The council said that the Eucharistic anamnesis [remembrance], not in a weak sense, but a strong sense. They claimed it was not a memorial or mere imaginary representation. On the contrary, it is the making present of the past, a re-presentation, making present once more. This is what anamnesis meant to them. Remembrance becomes reality—making effective in the present an event in the past. The once-for-all event for salvation becomes effective in the present through the Holy Spirit.
This understanding of anamnesis excludes:
- That it is a bare mental recollection of the sacrifice of the Cross.
- That it is a repetition of the sacrifice of the Cross, for the sacrifice of the Cross is unique and unrepeatable.
- That it is a new sacrifice, for the sacrifice of Christ on the Cross was complete.
Then what is it?
The council simply said, the Eucharistic sacrifice is identical with the sacrifice on the Cross—not bare recollection, repetition or addition. But rather, identical, unchanged, one and the same.
How?
Suggested by the theologian behind the council, Nicolas Methoni, who in turn drew from John Chrysostom’s Homilies on the Hebrews. The concept revolves around the concept of the heavenly altar in the book of Hebrews:
- 7:27 Christ offered sacrifice once for all.
- 4:14 After his self-offering, Christ the High Priest has passed into the heavens.
- 9:24 There in heaven he is continually made manifest in God’s presence on our behalf.
- 7:25 There he ever lives to make intercession for us.
Thus, Nicolas puts these texts together and offers the following theory of the Eucharistic sacrifice: “Christ’s unique and unrepeatable act of self-offering on the Cross is continued, not repeated, by his heavenly intercession.” We brings together three factors:
- 1. Christ’s self-offering on the Cross
- 2. Christ’s self-offering at the earthly altar in the liturgy.
And the connection between those two things is established by a third factor:
- 3. Christ’s self-offering at the heavenly altar.
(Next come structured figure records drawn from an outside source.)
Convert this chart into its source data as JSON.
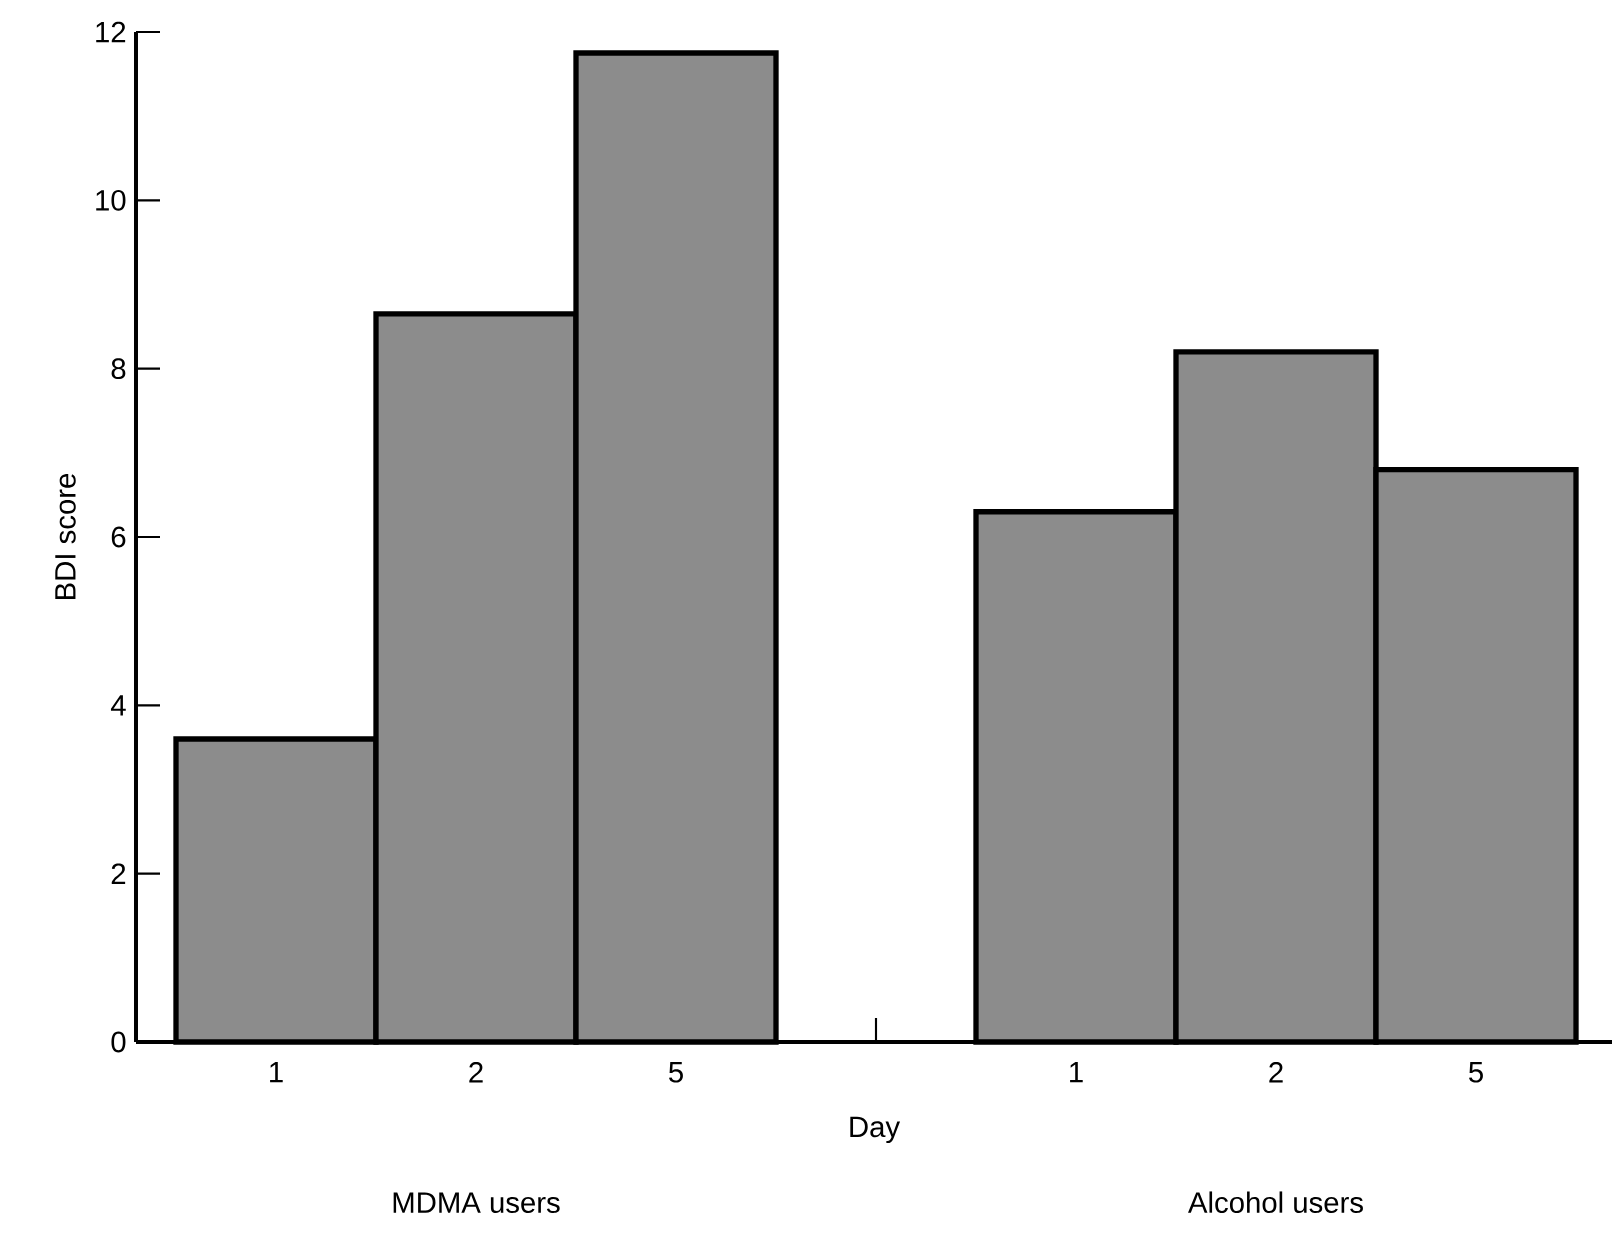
{
  "chart_data": {
    "type": "bar",
    "xlabel": "Day",
    "ylabel": "BDI score",
    "categories": [
      "1",
      "2",
      "5",
      null,
      "1",
      "2",
      "5"
    ],
    "values": [
      3.6,
      8.65,
      11.75,
      null,
      6.3,
      8.2,
      6.8
    ],
    "color": "#8c8c8c",
    "ylim": [
      0,
      12
    ],
    "yticks": [
      0,
      2,
      4,
      6,
      8,
      10,
      12
    ],
    "annotations": [
      "MDMA users",
      "Alcohol users"
    ]
  }
}
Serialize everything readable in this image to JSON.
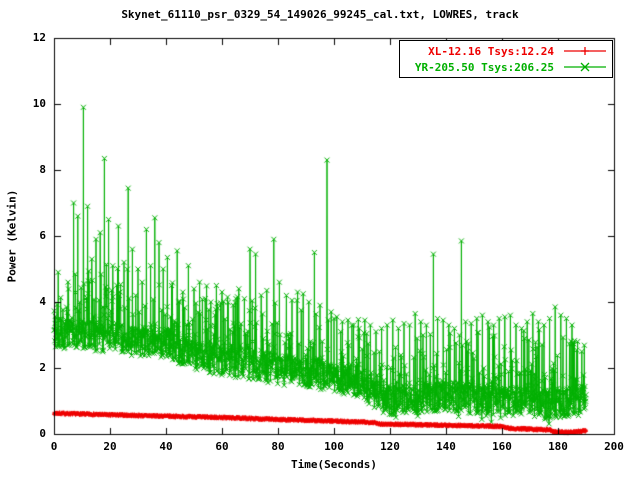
{
  "chart_data": {
    "type": "scatter",
    "title": "Skynet_61110_psr_0329_54_149026_99245_cal.txt, LOWRES, track",
    "xlabel": "Time(Seconds)",
    "ylabel": "Power (Kelvin)",
    "xlim": [
      0,
      200
    ],
    "ylim": [
      0,
      12
    ],
    "xticks": [
      0,
      20,
      40,
      60,
      80,
      100,
      120,
      140,
      160,
      180,
      200
    ],
    "yticks": [
      0,
      2,
      4,
      6,
      8,
      10,
      12
    ],
    "grid": false,
    "legend_position": "top-right",
    "background": "#ffffff",
    "axis_color": "#000000",
    "series": [
      {
        "name": "XL-12.16 Tsys:12.24",
        "color": "#ee0000",
        "marker": "plus",
        "marker_size": 2,
        "style": "linespoints",
        "x_start": 0,
        "x_end": 190,
        "x_step": 0.1,
        "trend": {
          "x": [
            0,
            20,
            40,
            60,
            80,
            100,
            114,
            117,
            132,
            148,
            160,
            163,
            172,
            177,
            179,
            184,
            187,
            190
          ],
          "y": [
            0.63,
            0.58,
            0.54,
            0.5,
            0.44,
            0.39,
            0.35,
            0.3,
            0.28,
            0.25,
            0.23,
            0.17,
            0.14,
            0.13,
            0.06,
            0.05,
            0.08,
            0.1
          ]
        },
        "noise_band": 0.03,
        "tail_prob": 0,
        "tail_max": 0,
        "dip_prob": 0,
        "dip_max": 0,
        "min": 0.02,
        "seed": 7
      },
      {
        "name": "YR-205.50 Tsys:206.25",
        "color": "#00b000",
        "marker": "cross",
        "marker_size": 2.5,
        "style": "linespoints",
        "x_start": 0,
        "x_end": 190,
        "x_step": 0.1,
        "trend": {
          "x": [
            0,
            8,
            16,
            24,
            32,
            40,
            44,
            52,
            60,
            68,
            76,
            84,
            92,
            100,
            106,
            112,
            118,
            124,
            130,
            138,
            146,
            154,
            162,
            170,
            176,
            182,
            187,
            190
          ],
          "y": [
            3.05,
            3.0,
            2.95,
            2.9,
            2.8,
            2.75,
            2.6,
            2.35,
            2.2,
            2.1,
            2.0,
            1.95,
            1.85,
            1.7,
            1.6,
            1.35,
            1.05,
            1.0,
            1.1,
            1.15,
            1.1,
            1.05,
            1.0,
            0.95,
            0.9,
            0.9,
            1.0,
            1.05
          ]
        },
        "noise_band": 0.45,
        "tail_prob": 0.33,
        "tail_max": 1.9,
        "dip_prob": 0.03,
        "dip_max": 0.6,
        "min": 0.05,
        "seed": 42,
        "spikes": [
          [
            1.5,
            4.9
          ],
          [
            5,
            4.6
          ],
          [
            7,
            7.0
          ],
          [
            8.5,
            6.6
          ],
          [
            10.5,
            9.9
          ],
          [
            12,
            6.9
          ],
          [
            13.5,
            5.3
          ],
          [
            15,
            5.9
          ],
          [
            16.5,
            6.1
          ],
          [
            18,
            8.35
          ],
          [
            19.5,
            6.5
          ],
          [
            21,
            5.1
          ],
          [
            23,
            6.3
          ],
          [
            25,
            5.2
          ],
          [
            26.5,
            7.45
          ],
          [
            28,
            5.6
          ],
          [
            30,
            5.0
          ],
          [
            31.5,
            4.6
          ],
          [
            33,
            6.2
          ],
          [
            34.5,
            5.1
          ],
          [
            36,
            6.55
          ],
          [
            37.5,
            5.8
          ],
          [
            39,
            5.0
          ],
          [
            40.5,
            5.35
          ],
          [
            42,
            4.5
          ],
          [
            44,
            5.55
          ],
          [
            46,
            4.3
          ],
          [
            48,
            5.1
          ],
          [
            50,
            4.4
          ],
          [
            52,
            4.6
          ],
          [
            54,
            4.1
          ],
          [
            56,
            4.0
          ],
          [
            58,
            4.5
          ],
          [
            60,
            4.3
          ],
          [
            62,
            4.15
          ],
          [
            64,
            3.9
          ],
          [
            66,
            4.4
          ],
          [
            68,
            4.1
          ],
          [
            70,
            5.6
          ],
          [
            72,
            5.45
          ],
          [
            74,
            4.2
          ],
          [
            76,
            4.35
          ],
          [
            78.5,
            5.9
          ],
          [
            80.5,
            4.6
          ],
          [
            83,
            4.2
          ],
          [
            85,
            4.05
          ],
          [
            87,
            4.3
          ],
          [
            89,
            4.25
          ],
          [
            91,
            4.0
          ],
          [
            93,
            5.5
          ],
          [
            95,
            3.9
          ],
          [
            97.5,
            8.3
          ],
          [
            99,
            3.7
          ],
          [
            101,
            3.55
          ],
          [
            103,
            3.4
          ],
          [
            105,
            3.45
          ],
          [
            107,
            3.3
          ],
          [
            109,
            3.2
          ],
          [
            111,
            3.45
          ],
          [
            113,
            3.3
          ],
          [
            115,
            3.1
          ],
          [
            117,
            3.2
          ],
          [
            119,
            3.3
          ],
          [
            121,
            3.45
          ],
          [
            123,
            3.2
          ],
          [
            125,
            3.35
          ],
          [
            127,
            3.3
          ],
          [
            129,
            3.65
          ],
          [
            131,
            3.4
          ],
          [
            133,
            3.3
          ],
          [
            135.5,
            5.45
          ],
          [
            137,
            3.5
          ],
          [
            139,
            3.45
          ],
          [
            141,
            3.3
          ],
          [
            143,
            3.2
          ],
          [
            145.5,
            5.85
          ],
          [
            147,
            3.4
          ],
          [
            149,
            3.35
          ],
          [
            151,
            3.5
          ],
          [
            153,
            3.6
          ],
          [
            155,
            3.4
          ],
          [
            157,
            3.3
          ],
          [
            159,
            3.5
          ],
          [
            161,
            3.55
          ],
          [
            163,
            3.6
          ],
          [
            165,
            3.3
          ],
          [
            167,
            3.2
          ],
          [
            169,
            3.4
          ],
          [
            171,
            3.65
          ],
          [
            173,
            3.4
          ],
          [
            175,
            3.3
          ],
          [
            177,
            3.5
          ],
          [
            179,
            3.85
          ],
          [
            181,
            3.6
          ],
          [
            183,
            3.5
          ],
          [
            185,
            3.3
          ],
          [
            187,
            2.8
          ],
          [
            188.5,
            2.5
          ]
        ]
      }
    ]
  }
}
We are not to try to relate the earthly liturgy as an event in time directly with the Cross as an event in time, because in historical time, these two events are separated. We can’t just make a straight line, horizontal connection.
Christ’s self-offering at the Cross is continued at the heavenly altar in eternity, and then we should see the earthly altar (divine liturgy) is a manifestation in time of the heavenly ministry of Christ.
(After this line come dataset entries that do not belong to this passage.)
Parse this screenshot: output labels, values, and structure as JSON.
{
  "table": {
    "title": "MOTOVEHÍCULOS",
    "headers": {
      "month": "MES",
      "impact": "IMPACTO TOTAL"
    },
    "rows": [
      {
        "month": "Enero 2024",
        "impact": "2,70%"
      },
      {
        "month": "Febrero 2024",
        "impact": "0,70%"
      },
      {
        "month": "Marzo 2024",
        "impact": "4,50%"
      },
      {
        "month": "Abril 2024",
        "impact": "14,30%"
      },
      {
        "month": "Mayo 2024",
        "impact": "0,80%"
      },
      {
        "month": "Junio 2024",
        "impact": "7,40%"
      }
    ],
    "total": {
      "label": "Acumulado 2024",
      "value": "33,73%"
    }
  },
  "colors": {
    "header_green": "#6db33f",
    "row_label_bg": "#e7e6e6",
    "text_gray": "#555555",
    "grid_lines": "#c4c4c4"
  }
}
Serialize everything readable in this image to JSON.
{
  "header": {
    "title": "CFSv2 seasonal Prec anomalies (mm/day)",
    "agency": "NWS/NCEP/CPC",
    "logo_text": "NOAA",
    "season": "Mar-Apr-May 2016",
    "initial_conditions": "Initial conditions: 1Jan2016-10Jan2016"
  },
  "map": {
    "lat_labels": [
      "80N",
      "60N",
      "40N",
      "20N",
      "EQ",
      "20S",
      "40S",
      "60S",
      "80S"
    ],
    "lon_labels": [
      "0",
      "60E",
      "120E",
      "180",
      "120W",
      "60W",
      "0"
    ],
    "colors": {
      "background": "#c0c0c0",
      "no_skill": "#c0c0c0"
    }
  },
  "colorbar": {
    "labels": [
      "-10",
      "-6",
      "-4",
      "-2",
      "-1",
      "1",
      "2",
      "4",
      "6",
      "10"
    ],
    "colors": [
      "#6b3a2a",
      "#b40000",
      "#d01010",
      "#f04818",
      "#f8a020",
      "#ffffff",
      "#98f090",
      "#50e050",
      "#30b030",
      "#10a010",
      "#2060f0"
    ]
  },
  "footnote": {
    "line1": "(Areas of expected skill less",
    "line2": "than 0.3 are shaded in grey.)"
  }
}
Exactly what is made present in the divine liturgy is the heavenly liturgy: heaven on earth. The Church is an earthly heaven. Nicolas: “The mystery of the sacred rite celebrated daily is a showing forth of that eternal offering in heaven, which is the extension in eternity of Christ’s once for all self-offering on the Cross.”
Conclusion: The liturgical testimony of St. John Kronstad: “The Eucharist is a continual miracle. In the words, take eat and drink, there is expressed God’s overwhelming love for humankind. Oh perfect love, oh all-embracing love, oh irresistible love. What can we give in gratitude to God for such love?”